Rules that actually fired versus those that were expected.

It displays:

A global detection rate percentage.
The list of rules that did not fire and that need work.
The list of unexpected rules that fired.
A performance graphs: red team versus SOC detection capacity for the exercise.

Isolation of Ansible Logs: Not Polluting the Pipeline and Avoiding False Positives

Given that the IP range of the VPN access network to the lab in Ludus is predefined, I created exclusion rules so that these logs do not pollute the SOC pipeline. This range is excluded from log collection tools on Linux, Windows, and on the WEC.

This ensures that the SOC pipeline only processes relevant logs and that false positives from executing Ansible tasks do not bias the detection metrics.

Technical Challenges and Solutions

Several challenges were encountered during development.

Real-time log synchronization. Streaming Ansible logs via Redis required work to ensure that no log was lost between execution in the container and display on the frontend, particularly during container interruptions. It was also necessary to improve their readability and not expose raw logs to users.
Container lifecycle management. It was necessary to ensure that the Docker Ansible Runner destroys itself cleanly after each execution, even in case of error or Ansible timeout, to avoid orphaned containers connected to VPN, and guarantee its isolation so that it only executes its scripts once connected to the lab’s VPN, without being able to execute them on the Ludus server.
Script portability. A script written for a specific lab must be able to be reused on any other lab. This requires rigorous variable management and special attention to environment differences (domain name, IP ranges, OS versions). For this, I created a reusable skeleton for creating new scripts to avoid errors.
Alert mapping. Automatic correlation between a SOC alert and the attack script that triggered it is based on timestamps. Before executing a script, a log is generated and sent to the SOC pipeline, and the same at the end, to allow sorting alerts and relating them to a script. Expected rules are defined in the script’s metadata by the blue team.

Results and Validation

The framework was validated on several scenarios covering different ATT&CK phases. A concrete example: a three-phase scenario initial access by simulated phishing, privilege escalation, lateral movement, executed on a Ludus lab with an Active Directory domain, Sysmon on Windows machines, and logs sent to the real SOC pipeline.

On this scenario, the blue team dashboard provided immediately:

The vision of what was detected or not, the SIEM rules that fired, and those that need work. This data, which would have taken several days to collect between exercise planning, execution, and post-exercise review, was able to be generated in a few minutes.

Note: the objective is not necessarily to achieve 100% detection.

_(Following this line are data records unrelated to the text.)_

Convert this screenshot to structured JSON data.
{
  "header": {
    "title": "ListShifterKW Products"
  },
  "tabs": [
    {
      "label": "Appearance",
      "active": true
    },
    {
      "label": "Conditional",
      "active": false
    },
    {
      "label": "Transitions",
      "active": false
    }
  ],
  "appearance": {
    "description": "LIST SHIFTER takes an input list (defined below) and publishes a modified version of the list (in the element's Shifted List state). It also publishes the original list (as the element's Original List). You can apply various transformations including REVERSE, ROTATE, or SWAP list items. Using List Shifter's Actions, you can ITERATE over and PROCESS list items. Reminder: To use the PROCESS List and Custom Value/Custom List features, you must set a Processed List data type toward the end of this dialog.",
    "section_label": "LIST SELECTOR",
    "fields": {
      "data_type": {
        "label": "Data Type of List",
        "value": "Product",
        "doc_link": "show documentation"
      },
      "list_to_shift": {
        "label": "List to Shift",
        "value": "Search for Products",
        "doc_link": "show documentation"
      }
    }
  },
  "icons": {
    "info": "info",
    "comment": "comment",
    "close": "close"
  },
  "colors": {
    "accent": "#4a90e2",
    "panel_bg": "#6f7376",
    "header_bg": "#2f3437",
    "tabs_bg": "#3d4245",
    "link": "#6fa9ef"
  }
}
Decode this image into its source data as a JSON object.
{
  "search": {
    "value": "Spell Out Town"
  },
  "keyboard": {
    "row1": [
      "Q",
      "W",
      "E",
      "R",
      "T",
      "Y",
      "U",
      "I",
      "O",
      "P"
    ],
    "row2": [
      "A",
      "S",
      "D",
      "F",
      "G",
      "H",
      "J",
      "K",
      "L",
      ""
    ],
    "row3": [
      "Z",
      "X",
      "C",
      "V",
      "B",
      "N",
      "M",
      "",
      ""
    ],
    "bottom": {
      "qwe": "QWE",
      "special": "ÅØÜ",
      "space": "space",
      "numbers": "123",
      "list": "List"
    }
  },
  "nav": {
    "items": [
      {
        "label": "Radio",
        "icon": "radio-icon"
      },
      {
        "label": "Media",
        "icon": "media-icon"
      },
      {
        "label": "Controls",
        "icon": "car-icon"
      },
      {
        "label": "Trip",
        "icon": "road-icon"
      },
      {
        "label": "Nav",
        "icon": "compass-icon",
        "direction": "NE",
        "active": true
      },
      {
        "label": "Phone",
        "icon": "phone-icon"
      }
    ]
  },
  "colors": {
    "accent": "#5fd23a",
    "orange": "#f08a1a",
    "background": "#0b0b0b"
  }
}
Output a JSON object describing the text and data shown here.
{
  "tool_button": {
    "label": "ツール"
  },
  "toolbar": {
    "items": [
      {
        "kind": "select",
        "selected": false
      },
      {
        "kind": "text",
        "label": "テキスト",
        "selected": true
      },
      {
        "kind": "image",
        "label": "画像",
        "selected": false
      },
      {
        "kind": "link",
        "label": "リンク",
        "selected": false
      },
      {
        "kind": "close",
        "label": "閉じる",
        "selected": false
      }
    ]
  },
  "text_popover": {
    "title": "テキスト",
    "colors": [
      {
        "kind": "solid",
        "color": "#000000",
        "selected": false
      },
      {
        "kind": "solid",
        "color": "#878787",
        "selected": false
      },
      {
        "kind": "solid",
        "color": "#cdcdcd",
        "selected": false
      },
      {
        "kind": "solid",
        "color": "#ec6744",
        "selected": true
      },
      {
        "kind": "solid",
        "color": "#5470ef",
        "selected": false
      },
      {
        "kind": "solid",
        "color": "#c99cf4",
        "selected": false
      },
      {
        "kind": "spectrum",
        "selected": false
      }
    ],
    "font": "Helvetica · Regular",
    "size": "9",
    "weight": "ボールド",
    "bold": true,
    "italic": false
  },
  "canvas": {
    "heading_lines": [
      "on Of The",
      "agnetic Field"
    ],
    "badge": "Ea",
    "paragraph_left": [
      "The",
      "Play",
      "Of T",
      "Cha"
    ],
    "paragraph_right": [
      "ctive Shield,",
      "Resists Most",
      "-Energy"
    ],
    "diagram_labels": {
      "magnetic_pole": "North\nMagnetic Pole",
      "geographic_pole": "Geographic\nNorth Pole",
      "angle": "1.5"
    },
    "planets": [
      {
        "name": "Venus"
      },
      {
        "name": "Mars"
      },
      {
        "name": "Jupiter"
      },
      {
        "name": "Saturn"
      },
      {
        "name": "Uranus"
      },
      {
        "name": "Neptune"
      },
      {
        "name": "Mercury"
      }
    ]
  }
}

A 100% rate would rather mean that the scripts are too noisy or poorly designed. The objective is to establish a measurable baseline and evolve it over time to progressively improve the detection score. This score can also temporarily decrease if the red team develops new, more complex attack methods allowing them to evade current rules. These evolutions stimulate competition between red team and blue team, with the common goal of improving the overall security of the organization.

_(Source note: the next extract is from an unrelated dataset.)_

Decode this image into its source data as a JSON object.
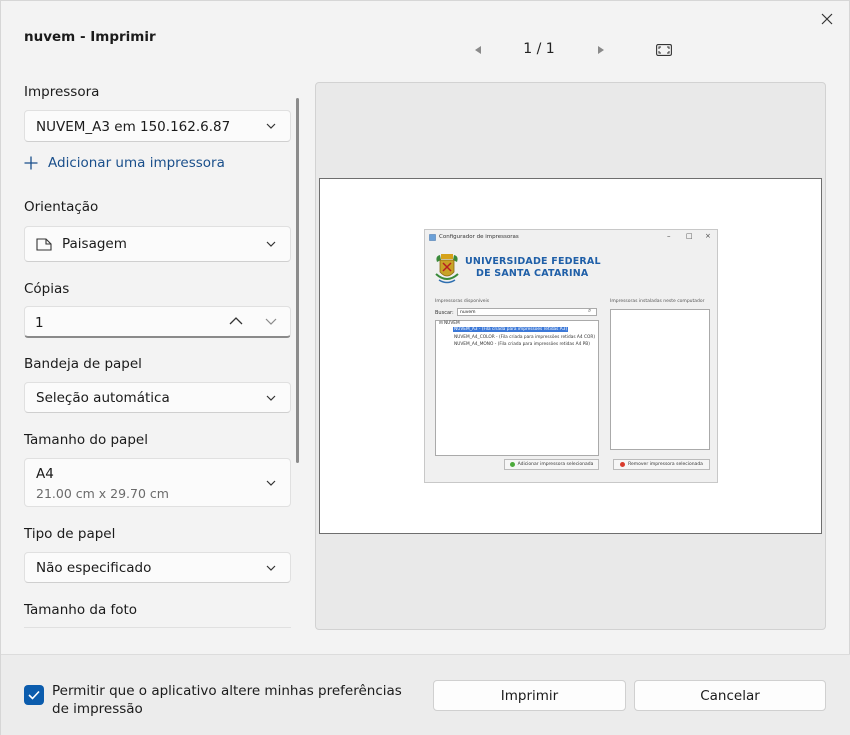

Perspectives and Evolution

This framework answers the initial problem: allow regular purple team exercises without massively mobilizing teams each time. Once scripts are written and labs configured, relaunching a complete exercise is done in a few clicks.

Areas for improvement to consider:

Automatic Scheduling. Plan recurring executions without human intervention for continuous monitoring of detection coverage.
Security CI/CD Integration. Automatically trigger an exercise when SIEM rules are updated or infrastructure is changed.
Script Library Enrichment. The more the red team feeds the database, the wider the MITRE coverage tested becomes and the more relevant future executions become.
Automated Reporting. Generate periodic reports on the evolution of the detection rate for the relevant teams.

In the end, the goal is for a large part of the exercises to run autonomously. Teams only intervene for analysis of results and improvement of detection rules. Human load shifts from planning and execution to analysis and improvement.